Actually the top programs have the skill set to properly train horses to the highest of levels. I find the lower level programs doing more torturous things as they don’t have a system.
Verbatim quotes from the clip not everyone has seen:
1- To the assembled group of riders after they had attempted the canter grid:
“Now, I have this thing with my stick and I call it smack and back, smack and back. When a horse does a disobedience, the reason we have the stick is to use it correctly and horses need it., they need it… all this animal rights activists who know nothing about training horses - they need a good licking sometimes.”
Then to a rider who kept circling rather than pulling up at a designated line:
“Come on, come on, I don’t go in for circling,. Don’t you dare turn that corner… you crash him into that fence [the arena perimeter fence] rather than let him turn.
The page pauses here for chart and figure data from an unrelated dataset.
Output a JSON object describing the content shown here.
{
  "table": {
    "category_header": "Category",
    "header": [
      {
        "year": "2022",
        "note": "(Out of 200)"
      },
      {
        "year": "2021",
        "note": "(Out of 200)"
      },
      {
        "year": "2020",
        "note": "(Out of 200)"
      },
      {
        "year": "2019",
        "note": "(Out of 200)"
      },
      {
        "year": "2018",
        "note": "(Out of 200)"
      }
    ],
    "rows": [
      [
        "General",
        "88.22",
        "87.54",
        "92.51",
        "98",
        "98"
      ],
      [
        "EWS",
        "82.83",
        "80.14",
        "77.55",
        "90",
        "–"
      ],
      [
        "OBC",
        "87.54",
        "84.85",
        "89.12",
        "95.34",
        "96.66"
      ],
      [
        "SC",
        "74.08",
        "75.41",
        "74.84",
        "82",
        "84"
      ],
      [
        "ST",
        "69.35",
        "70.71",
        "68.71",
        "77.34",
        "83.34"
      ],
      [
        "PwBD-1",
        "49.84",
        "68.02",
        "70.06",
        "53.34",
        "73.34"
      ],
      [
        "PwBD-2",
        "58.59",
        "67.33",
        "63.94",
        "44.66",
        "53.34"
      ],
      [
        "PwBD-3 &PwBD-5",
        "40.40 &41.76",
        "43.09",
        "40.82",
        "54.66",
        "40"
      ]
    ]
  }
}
I personally would be flipping him over backwards - he wouldn’t dare go round that corner with me…you’re a little weak, a little weak here (indicating own head.) Go do it again, I want you to stop on the line, I don’t want you to canter the turn…”
I took it in the context of knowing, back in the 80’s, that was a method some cowboy types etc did use on horses that rear. So her words stood out me knowing the method exists/existed.
There is nothing useful in “I personally would be flipping him over backwards.” Perhaps she was exaggerating to get her point across. She is being paid for her teaching and her words matter and that “approach” should not be verbalized/suggested/hinted at/given breath because it is WRONG and the way to get an unruly horse to stop can be taught in many ways. It comes from proper flat work and a good teacher would know that.
And I could say the same thing about running him into the fence. Maybe it would work that one time BUT it is a useless method. Again, there is a hole in the horse’s education and he needs good flat work which any jumper trainer worthy of teaching would know how to implement.
I’ve heard of this sort of thing as well… involving a REALLY skilled cowboy who dealt with problem horses, and doing this in a round pen. But… they described it as “laying a horse down” and it involved going down sideways… not flipping over backwards. If that makes sense. Essentially, throwing the horse off balance when it went to rear, and making it go down sideways while the cowboy bailed out. And eventually, the horse decided not to rear.
I’m not advocating this… just saying that was my understanding of the whole idea.
I was more asking in the terms of a horse unwilling to stop when asked. Rearing is a different problem than what was presented at the clinic - I have heard of flipping a rearer (WAY above my paygrade), but not a horse who is saying “yeah, no” to stopping.